Vivre avec le risque

Des risques qui ne peuvent qu'augmenter Trois tendances lourdes font que ces attaques ne vont pas diminuer, mais vont au contraire se multiplier et se complexifier :
  1. Le nombre d'objets connectés explose : par exemple, selon une étude d'IHS, le nombre de voitures connectées à internet passera de 35 millions en 2015 à plus de 150 millions en 2020. Cela multiplie donc les cibles potentielles.
  2. Les entreprises et administrations perdent le contrôle physique de leurs données: elles utilisent de plus en plus des infrastructures et des réseaux publics, connectés entre eux (donc accessibles de l'extérieur). Cela multiplie les possibilités d'accéder aux données.
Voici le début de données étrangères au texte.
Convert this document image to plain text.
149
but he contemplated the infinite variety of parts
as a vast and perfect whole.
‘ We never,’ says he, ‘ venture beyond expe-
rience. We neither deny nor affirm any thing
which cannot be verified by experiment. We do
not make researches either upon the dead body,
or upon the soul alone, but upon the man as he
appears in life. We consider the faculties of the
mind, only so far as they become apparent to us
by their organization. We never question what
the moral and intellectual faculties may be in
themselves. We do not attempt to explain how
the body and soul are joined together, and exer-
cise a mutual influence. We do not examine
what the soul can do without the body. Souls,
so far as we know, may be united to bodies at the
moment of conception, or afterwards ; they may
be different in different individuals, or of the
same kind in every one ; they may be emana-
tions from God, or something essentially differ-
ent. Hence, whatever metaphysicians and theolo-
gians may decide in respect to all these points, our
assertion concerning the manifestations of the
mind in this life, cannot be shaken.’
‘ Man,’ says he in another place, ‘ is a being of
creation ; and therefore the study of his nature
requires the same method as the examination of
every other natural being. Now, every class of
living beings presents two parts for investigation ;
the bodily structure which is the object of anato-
  3. Les entreprises et administrations perdent le contrôle des systèmes utilisés : les programmes sont développés par des fournisseurs, la maintenance applicative et l'exploitation sont de plus en plus externalisées, les serveurs sont de plus en plus gérés par des tiers (hébergeurs, solutions cloud). Tout cela multiplie le nombre de personnes, et de tiers, pouvant avoir accès aux systèmes.
Intégrer les cyber-risques à la prise de décision
Les risques de cyber-attaque doivent désormais être considérés comme des risques inhérents à toute activité. Les décideurs doivent en particulier s'interroger sur la façon dont ils veulent gérer ces risques, en répondant notamment aux questions suivantes :
  • à quels risques d'attaques veut-on s'exposer ?
  • faut-il transférer la gestion de ces risques à des partenaires mieux outillés ?
  •  faut-il mettre tous ses œufs dans le même panier, ou prévoir différentes solutions (par exemple en répartissant les données sensibles entre plusieurs bases de données gérées par des systèmes différents) ?
Le défi pour certaines organisations, publiques ou privées, va être de faire évoluer le management au même rythme que les technologies. Les risques de cyber-sécurité pouvaient en effet jusqu'à il y a peu être considérés comme secondaires, non stratégiques et purement techniques. Leur évolution brutale oblige maintenant les décideurs, au plus haut niveau, à les intégrer dans leur processus de décision.
  [1] Tout désigne les gouvernements américain et israélien, qui n'ont d'ailleurs jamais démenti.